Sam’s turbulent 4 season campaign at the helm of the Hammers saw instant promotion via the play-offs from the Championship, along with 3 successive survival acts to keep West Ham on the path to Premier League Football at the Olympic Stadium. But much of the criticism aimed at Sam was about his negative tactics and seemingly finding it more important to avoid defeat than to actively try and win a game.

This is perhaps why they missed out on an automatic promotion spot in his first season, there were so many occasions where they’d try and sit on a 1-0 lead and get punished. Sam’s mantra of “respect the point” over whelmed the squad slightly, there were a lot of games West Ham drew in that season that they really could of won, but a slight lack of ambition meant they had to do it via the play-offs.

This became a common occurrence in the Premier League also, with West Ham allowing their opponents to have the majority of the possession in almost every game, home and away, trying to score a goal on the break. They never seemed to want to force the initiative themselves, but to wait for their opponents to make a mistake, whilst defending in vast numbers in front of their own goal.

The famous example was a 0-0 draw at Stamford Bridge in a league fixture in 2014. West Ham allowed Chelsea 72% possession and 39 attempts at goal, the Hammers had one.

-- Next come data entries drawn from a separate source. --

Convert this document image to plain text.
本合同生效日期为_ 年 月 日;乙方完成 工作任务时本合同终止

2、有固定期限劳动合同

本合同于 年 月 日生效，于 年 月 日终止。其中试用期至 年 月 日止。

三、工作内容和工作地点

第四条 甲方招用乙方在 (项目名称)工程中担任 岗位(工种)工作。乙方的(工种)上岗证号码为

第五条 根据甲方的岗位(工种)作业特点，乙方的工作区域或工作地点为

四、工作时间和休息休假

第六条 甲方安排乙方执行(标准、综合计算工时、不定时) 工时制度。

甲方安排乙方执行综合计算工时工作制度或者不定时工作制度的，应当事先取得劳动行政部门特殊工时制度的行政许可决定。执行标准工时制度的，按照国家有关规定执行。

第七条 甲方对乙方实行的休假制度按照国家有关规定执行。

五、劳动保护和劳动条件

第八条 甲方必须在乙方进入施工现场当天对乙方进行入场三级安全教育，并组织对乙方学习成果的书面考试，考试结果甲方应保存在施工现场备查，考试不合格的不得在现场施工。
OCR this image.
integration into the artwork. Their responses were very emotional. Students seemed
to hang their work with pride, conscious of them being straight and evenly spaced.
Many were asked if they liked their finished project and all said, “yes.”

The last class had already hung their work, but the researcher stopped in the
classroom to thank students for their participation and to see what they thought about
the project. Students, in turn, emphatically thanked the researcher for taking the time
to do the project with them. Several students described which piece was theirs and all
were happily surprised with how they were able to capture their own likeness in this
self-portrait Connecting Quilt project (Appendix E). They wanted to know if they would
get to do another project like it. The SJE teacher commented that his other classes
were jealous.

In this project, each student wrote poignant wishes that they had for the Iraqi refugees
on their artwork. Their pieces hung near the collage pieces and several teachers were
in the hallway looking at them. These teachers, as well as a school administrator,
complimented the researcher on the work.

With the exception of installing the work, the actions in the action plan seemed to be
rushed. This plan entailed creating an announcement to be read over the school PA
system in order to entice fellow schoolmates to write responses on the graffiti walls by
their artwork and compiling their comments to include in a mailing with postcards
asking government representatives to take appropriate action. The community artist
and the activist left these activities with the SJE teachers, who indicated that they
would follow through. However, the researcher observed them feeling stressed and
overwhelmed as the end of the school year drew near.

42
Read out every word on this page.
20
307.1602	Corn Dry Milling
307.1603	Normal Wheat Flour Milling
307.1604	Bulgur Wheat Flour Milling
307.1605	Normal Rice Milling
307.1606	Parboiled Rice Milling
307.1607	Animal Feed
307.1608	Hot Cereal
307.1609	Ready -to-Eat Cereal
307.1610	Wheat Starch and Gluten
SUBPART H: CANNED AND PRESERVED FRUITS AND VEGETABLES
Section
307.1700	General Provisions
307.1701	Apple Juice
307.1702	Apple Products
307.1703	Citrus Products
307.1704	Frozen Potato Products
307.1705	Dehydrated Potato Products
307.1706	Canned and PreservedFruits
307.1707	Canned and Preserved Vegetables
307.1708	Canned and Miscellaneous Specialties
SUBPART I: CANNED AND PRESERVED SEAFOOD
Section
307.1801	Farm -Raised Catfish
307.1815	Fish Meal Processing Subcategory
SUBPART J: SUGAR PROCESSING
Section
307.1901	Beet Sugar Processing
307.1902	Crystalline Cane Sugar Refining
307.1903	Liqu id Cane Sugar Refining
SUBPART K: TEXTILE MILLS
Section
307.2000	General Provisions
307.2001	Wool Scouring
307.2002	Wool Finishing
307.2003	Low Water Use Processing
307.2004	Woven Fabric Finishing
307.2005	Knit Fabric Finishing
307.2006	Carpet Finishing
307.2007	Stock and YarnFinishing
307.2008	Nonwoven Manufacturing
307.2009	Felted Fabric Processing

This of course prompted Mourinho to brand West Ham’s style of play a “from the 19th century” to which Sam replied “he just can’t take it can he!? He just can’t take it that we’ve out-witted him, out-tacticed him”. Now I’ve only been watching football for about 20 years from the age of 6, but I don’t class sticking 11 men behind the ball, trying to stop your opponent scoring while offering next to nothing in attack as good tactics, I’d call it extremely lucky.

Be that as it may, Big Sam did everything that was asked of him during his tenure, and will only have improved his C.V. after this period. So why get rid of him? The small matter of a 54,000 seater Olympic Stadium on the horizon is a big reason.

I’ve still struggled to come to terms with the fact that some people believe that just because he’s never been relegated before, Sam is 100% nailed on to have kept West Ham in the top flight fourth time around, I just don’t buy this atall. 16 points from the last available 64 is without question serious relegation form, and a worrying descent from 4th position at Christmas.

I understand the financial ramifications of relegation these days, but just doing enough to survive at a club, that at this present time, should really be achieving top 8 every season is not good enough. That’s not delusional, that’s not bias, that’s a fact. The appointment of Slaven Bilic will go a long way to achieving that dream.

He’s got a very tough start in that his season begins in 2 weeks’ time, but being a self-confessed merchant of ‘total football’ as he explained to the club’s official website, this will go a long way to appeasing the fans that have put up with some dreadful football over the last 6 months.

Only the 15th manager in West Ham’s 120 year history, Bilic will bring a lot of European experience to go with his present knowledge of the Premier League when he was a player. His win percentages by far gazump Allardyce’s.

West Ham have appointed the best possible, realistic target on the market, a real statement of the chairmen’s intent. They’ve already dipped into the transfer market to sign young Spanish midfielder Pedro Obiang and have been tipped to acquire Dimitri Payet, Carl Jenkinson, Alex Song and potentially Charlie Austin. They’re beginning to put their ambitious plans into action, and with the new ground and a new style of football, West Ham could well be inviting the full capacity of the stadium on a regular basis, the increase in match-day revenue will increase dramatically.

If they get this project right, there is absolutely no reason why West Ham United can’t be one of the biggest teams in Europe.